PARIS (Reuters) - Les Bourses européennes progressent vendredi à mi-séance et pourraient boucler une deuxième semaine consécutive de hausse grâce notamment au secteur des matières premières, portées par l'annonce par la Chine de mesures de soutien à son écononomie.

À Paris, le CAC 40 progressait de 0,41% à 4396,91 points vers 13h00. À Francfort, le Dax gagnait 0,96% et à Londres, le FTSE était en hausse de +0,16%. L'indice paneuropéen EuroStoxx 50 confirmait la tendance avec +0,74%.

Les futures sur indices new-yorkais signalent que Wall Street devrait suivre le mouvement en ouvrant en hausse après les nouvelles venues de Pékin.

Le Premier ministre chinois Li Keqiang a promis vendredi des mesures pour soutenir l'économie de son pays, cherchant ainsi à atténuer les préoccupations liées au ralentissement de la croissance.

Parmi les mesures envisagées figure l'accélération de grands travaux d'infrastructure routière et ferroviaires, ce qui pourrait doper la demande de métaux industriels.

En réaction à ces annonces, l'indice sectoriel des matières premières Stoxx Europe 600, qui a perdu près de 12% depuis le début de l'année, progressait de 1,3% à la mi-journée.

Du côté des valeurs, Intesa Sanpaolo gagnait plus de 5%. La première banque de détail en Italie a fait état vendredi d'une perte de 4,55 milliards d'euros, nettoyant à son tour son bilan avec de provisions et des dépréciations conséquentes, tout en disant qu'elle était bien partie pour reconstituer ses bénéfices.

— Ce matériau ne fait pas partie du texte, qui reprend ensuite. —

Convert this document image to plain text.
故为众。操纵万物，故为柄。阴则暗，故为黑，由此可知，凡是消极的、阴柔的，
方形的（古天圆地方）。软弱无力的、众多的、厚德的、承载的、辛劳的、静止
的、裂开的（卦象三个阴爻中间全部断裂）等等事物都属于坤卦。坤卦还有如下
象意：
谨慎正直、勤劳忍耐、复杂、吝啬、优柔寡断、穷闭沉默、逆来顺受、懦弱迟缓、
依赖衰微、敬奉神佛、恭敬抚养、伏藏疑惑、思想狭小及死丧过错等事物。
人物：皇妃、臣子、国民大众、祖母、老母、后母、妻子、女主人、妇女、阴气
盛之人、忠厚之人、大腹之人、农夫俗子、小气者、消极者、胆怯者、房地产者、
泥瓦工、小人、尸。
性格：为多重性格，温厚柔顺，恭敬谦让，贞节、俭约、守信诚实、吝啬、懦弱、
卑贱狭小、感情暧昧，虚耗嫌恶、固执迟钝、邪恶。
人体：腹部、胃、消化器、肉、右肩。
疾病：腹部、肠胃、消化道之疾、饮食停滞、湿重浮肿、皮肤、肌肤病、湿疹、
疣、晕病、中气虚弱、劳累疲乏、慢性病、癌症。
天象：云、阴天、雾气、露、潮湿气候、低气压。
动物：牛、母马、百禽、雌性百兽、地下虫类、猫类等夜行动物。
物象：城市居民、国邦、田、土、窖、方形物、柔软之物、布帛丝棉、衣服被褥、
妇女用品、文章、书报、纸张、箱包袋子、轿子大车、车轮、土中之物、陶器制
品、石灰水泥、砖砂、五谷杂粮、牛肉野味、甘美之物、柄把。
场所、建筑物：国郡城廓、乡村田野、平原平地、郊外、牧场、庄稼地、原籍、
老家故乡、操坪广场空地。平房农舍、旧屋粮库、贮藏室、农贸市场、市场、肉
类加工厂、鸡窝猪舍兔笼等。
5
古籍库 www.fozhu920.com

Toujours à Milan, Pirelli prenait 3,2% après avoir confirmé sa prévision de résultats et annoncé des hausses de prix pour les marchés latino-américains.

A Paris, Alcatel-Lucent, porté par un accord pour la modernisation des réseaux de China Mobile, progressait de 3,1%, la plus forte hausse du CAC 40.

L'euro continuait de baisser face au dollar après l'annonce d'une baisse surprise de l'inflation en Espagne. Cette nouvelle illustration d'un risque de dévaluation en Europe alimente une spéculation grandissante de mesures de stimulation de la part de la Banque centrale européenne, dont des responsables ont évoqué cette semaine une baisse des taux directeurs ainsi que l'hypothèse d'achat d'actifs.

Sur le marché obligataire, les coûts de financement des Etats de la zone euro dits périphériques poursuivent le recul, le rendement des bons du Trésor italiens à 10 ans tombant ainsi 3,296%, un creux depuis huit ans et demi et l'équivalent espagnol à 3,231%, un plus bas de huit ans.

L'Italie a ainsi pu mettre sur le marché pour 10 milliards d'euros de dette au taux le plus bas depuis 2005.